Lets say you need iterate over the sentences, and over the tokens in
each sentence.
Then you have a sentence iterator, and for each sentence you need to
iterate the token
iterator once.
If the annotations are ordered you can iterate the sentence and token
iterator in lock-step,
tests at OpenNLP showed that this is much faster for long to very long
documents.
Jörn
On 08/09/2012 05:18 PM, Chen, Pei wrote:
To get all the BaseTokens for a particular sentence, if we use the
.subiterator, the types has be stored in the FSindexes in a certain order
otherwise it could just return an empty list. This would require the users of
annotators to understand the ordering of types and have it preconfigured.

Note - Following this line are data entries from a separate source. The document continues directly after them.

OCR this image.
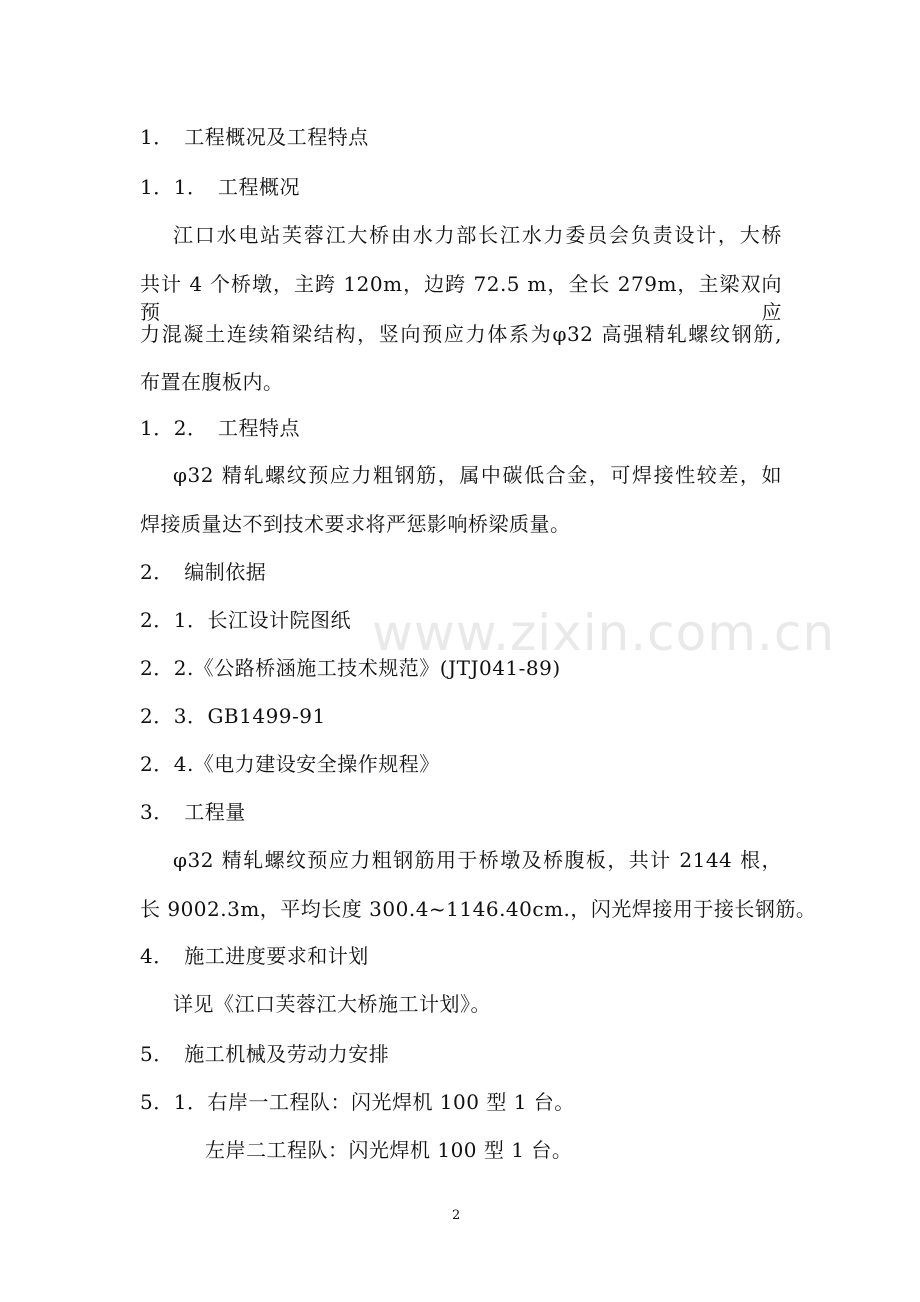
1．　工程概况及工程特点
1．1．　工程概况
江口水电站芙蓉江大桥由水力部长江水力委员会负责设计，大桥
共计 4 个桥墩，主跨 120m，边跨 72.5 m，全长 279m，主梁双向预应
力混凝土连续箱梁结构，竖向预应力体系为φ32 高强精轧螺纹钢筋,
布置在腹板内。
1．2．　工程特点
φ32 精轧螺纹预应力粗钢筋，属中碳低合金，可焊接性较差，如
焊接质量达不到技术要求将严惩影响桥梁质量。
2．　编制依据
2．1．长江设计院图纸
2．2.《公路桥涵施工技术规范》(JTJ041-89)
2．3．GB1499-91
2．4.《电力建设安全操作规程》
3．　工程量
φ32 精轧螺纹预应力粗钢筋用于桥墩及桥腹板，共计 2144 根，
长 9002.3m，平均长度 300.4~1146.40cm.，闪光焊接用于接长钢筋。
4．　施工进度要求和计划
详见《江口芙蓉江大桥施工计划》。
5．　施工机械及劳动力安排
5．1．右岸一工程队：闪光焊机 100 型 1 台。
左岸二工程队：闪光焊机 100 型 1 台。
www.zixin.com.cn
2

FSIterator<Annotation> tokensInSentenceIterator =
jcas.getAnnotationIndex(BaseToken.type).subiterator(sentence);
uimaFIT already created a convenience method that seems to do something similar
which will always return the expected tokens. Does anyone know if this was
part of the motivation? Is the performance hit (if any) worth the ease of use?
Ex:
List<BaseToken> tokens = org.uimafit.util.JCasUtil.selectCovered(jCas,
BaseToken.class, sentence);
Another alternative is UIMA's FilteredIterator.
There are a few places that use subiterator in cTAKES and it's tempting to use
uimaFIT's JCasUtil.selecteCovered() instead... What do others think?
Background: This issue surfaced when we use the cTAKES GUI (which uses uimaFIT
to wire the components together instead of the Aggregate XML descriptor).
--Pei